Il narratore e il suo amico, se non avessero incontrato Glenn Gould, sarebbero anche loro diventati dei discreti artigiani della musica, accontentandosi di ripetere il sempre uguale. Aver trovato il migliore dei mediocri, li aveva disillusi. Non potevano competere con lui sul suo terreno. Ma in realtà il narratore «non voleva essere un virtuoso del pianoforte in quanto ha sempre avuto contro questa idea le più ampie riserve». Anzi, egli confessa di odiare il virtuosismo. Addirittura, odiava la musica, obbligato dalla famiglia a suonare il pianoforte, come si usava nelle famiglie benestanti del tempo. In realtà tutti e due gli amici di Gould avevano intrapreso la carriera di musicisti contro il parere delle rispettive famiglie, non certo per perseguire la loro vocazione. Ma, anche se a Gould aveva arriso il successo, e non gli mancava il talento, aveva voluto morire presto, sempre abbarbicato su quello strumento come un nano sulle spalle di un gigante.

Wertheimer invece, a differenza di Glenn Gould, sceglie di uccidersi volontariamente, impiccandosi. Egli invidiava Glenn, lo invidiava e lo ammirava nella misura in cui non amava veramente la musica, privo di qualsiasi vocazione. La scelta del narratore è diversa. Compreso fin da subito che non avrebbe potuto competere con Gould, perché o «si è i migliori in assoluto o nessuno», aveva cessato di suonare. Ma decisivo era stato il fatto che lui non si era mai sentito in competizione con Gould dato che, come abbiamo detto, non aveva mai amato quel lavoro di musicante. Per non essere in competizione con gli altri occorre essere sé stessi, sentirsi unici, opere d’arte in primo luogo di sé, questo è quello che il narratore confessa a sé stesso: «essere l’artista della propria vita» e non cercare di rassomigliare a quella degli altri: cercare la propria “singolarità”.
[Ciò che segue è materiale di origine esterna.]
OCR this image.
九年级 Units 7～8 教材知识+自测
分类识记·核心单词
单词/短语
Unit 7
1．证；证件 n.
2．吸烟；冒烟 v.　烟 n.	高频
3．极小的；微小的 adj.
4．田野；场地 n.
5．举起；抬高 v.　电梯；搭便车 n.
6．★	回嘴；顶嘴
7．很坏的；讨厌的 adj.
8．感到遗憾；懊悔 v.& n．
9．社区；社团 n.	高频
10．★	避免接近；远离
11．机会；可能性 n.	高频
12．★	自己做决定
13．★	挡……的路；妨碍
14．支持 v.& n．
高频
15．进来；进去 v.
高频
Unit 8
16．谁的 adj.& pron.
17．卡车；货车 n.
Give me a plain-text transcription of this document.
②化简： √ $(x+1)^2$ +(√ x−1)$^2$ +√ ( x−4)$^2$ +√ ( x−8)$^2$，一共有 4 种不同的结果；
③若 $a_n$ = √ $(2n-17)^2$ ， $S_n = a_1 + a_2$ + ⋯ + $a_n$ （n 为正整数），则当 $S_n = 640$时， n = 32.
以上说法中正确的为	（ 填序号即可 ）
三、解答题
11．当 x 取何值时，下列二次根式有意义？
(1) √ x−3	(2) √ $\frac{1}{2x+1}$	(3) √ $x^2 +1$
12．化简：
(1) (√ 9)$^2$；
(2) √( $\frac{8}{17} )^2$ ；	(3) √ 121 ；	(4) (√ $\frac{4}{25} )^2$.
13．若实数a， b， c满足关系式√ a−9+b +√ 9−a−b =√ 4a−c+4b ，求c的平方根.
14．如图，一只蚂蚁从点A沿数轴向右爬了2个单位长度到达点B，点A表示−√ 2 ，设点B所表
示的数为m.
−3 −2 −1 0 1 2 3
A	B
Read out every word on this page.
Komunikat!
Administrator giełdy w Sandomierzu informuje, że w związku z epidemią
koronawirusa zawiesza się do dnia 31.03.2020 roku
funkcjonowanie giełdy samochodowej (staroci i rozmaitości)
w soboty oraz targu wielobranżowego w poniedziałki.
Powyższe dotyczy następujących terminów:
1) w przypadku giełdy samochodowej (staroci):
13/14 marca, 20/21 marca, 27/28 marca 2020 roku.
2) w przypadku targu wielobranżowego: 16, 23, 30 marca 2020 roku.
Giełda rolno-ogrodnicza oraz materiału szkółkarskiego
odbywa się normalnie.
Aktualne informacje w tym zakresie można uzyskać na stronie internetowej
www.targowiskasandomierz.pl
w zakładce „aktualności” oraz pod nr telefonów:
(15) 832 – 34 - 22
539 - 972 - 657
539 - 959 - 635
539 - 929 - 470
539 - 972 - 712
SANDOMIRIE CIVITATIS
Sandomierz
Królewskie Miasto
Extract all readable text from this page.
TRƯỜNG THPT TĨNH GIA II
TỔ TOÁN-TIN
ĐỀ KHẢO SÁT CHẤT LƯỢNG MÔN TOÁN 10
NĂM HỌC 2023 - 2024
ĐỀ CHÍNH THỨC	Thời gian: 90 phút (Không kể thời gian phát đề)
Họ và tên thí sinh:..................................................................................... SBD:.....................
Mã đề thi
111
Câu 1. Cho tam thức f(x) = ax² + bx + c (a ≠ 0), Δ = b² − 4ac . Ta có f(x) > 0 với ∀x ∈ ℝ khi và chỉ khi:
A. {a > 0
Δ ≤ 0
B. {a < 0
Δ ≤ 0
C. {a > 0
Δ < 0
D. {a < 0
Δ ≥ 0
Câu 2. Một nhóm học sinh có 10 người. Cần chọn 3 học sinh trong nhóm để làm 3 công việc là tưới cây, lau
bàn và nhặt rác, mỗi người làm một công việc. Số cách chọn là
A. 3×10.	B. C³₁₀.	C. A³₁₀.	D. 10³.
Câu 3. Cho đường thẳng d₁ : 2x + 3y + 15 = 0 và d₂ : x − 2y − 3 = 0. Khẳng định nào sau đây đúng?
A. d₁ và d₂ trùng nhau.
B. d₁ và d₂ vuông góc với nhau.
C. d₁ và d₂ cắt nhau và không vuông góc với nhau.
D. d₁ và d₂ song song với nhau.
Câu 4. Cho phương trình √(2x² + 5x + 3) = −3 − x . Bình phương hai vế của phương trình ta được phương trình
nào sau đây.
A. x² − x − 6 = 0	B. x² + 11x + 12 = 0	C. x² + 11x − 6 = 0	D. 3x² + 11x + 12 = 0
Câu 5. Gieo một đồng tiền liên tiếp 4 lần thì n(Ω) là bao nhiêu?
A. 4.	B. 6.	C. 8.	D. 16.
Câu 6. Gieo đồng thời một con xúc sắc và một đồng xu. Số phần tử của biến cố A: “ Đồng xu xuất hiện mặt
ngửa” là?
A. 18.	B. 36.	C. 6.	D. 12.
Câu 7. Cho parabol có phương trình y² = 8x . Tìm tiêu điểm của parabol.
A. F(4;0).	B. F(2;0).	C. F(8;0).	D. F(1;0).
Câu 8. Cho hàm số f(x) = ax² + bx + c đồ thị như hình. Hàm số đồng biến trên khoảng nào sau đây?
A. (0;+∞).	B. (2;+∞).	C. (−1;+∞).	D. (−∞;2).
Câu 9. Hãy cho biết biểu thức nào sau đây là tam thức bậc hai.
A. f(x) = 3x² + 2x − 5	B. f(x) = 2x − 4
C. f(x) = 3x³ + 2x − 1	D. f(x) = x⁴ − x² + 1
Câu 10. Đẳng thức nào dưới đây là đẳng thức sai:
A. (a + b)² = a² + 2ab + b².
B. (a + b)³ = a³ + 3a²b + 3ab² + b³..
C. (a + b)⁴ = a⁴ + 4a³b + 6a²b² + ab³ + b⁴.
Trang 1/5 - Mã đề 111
La maggior parte degli uomini, ancora oggi nell’età del neocapitalismo, sono invece come Wertheimer, dei soccombenti, anzi, per forzare la forma grammaticale, dei soccumbuti. Benché ricchi, famosi, belli, sani, sono sempre rosi dall’invidia, mettendocela «tutta per tiranneggiare il mondo che li circonda». Wertheimer capì subito che Glenn Gould fosse un genio, lo capì perché anche lui era il più bravo di tutti, ma non poteva competere con l’americano. Fin da subito si era vergognato dell’appellativo che il suo amico gli aveva affibbiato: il soccombente, come se Glenn avesse capito prima di lui la sua personalità di perdente. Da un lato infatti Wertheimer era stato costretto dall’ambiente familiare a cimentarsi al pianoforte, ma, dall’altro lato, la stessa società gli chiedeva di essere sempre il migliore. A questo ideale dell’io a cui lui stesso credeva, la presenza di Glenn Gould lo aveva messo in scacco, e da questo cortocircuito non poteva uscirne che vergognandosi e scegliendo di punirsi con la più vergognosa e più disgustosa, a suo dire, scelta di morire: l’impiccagione.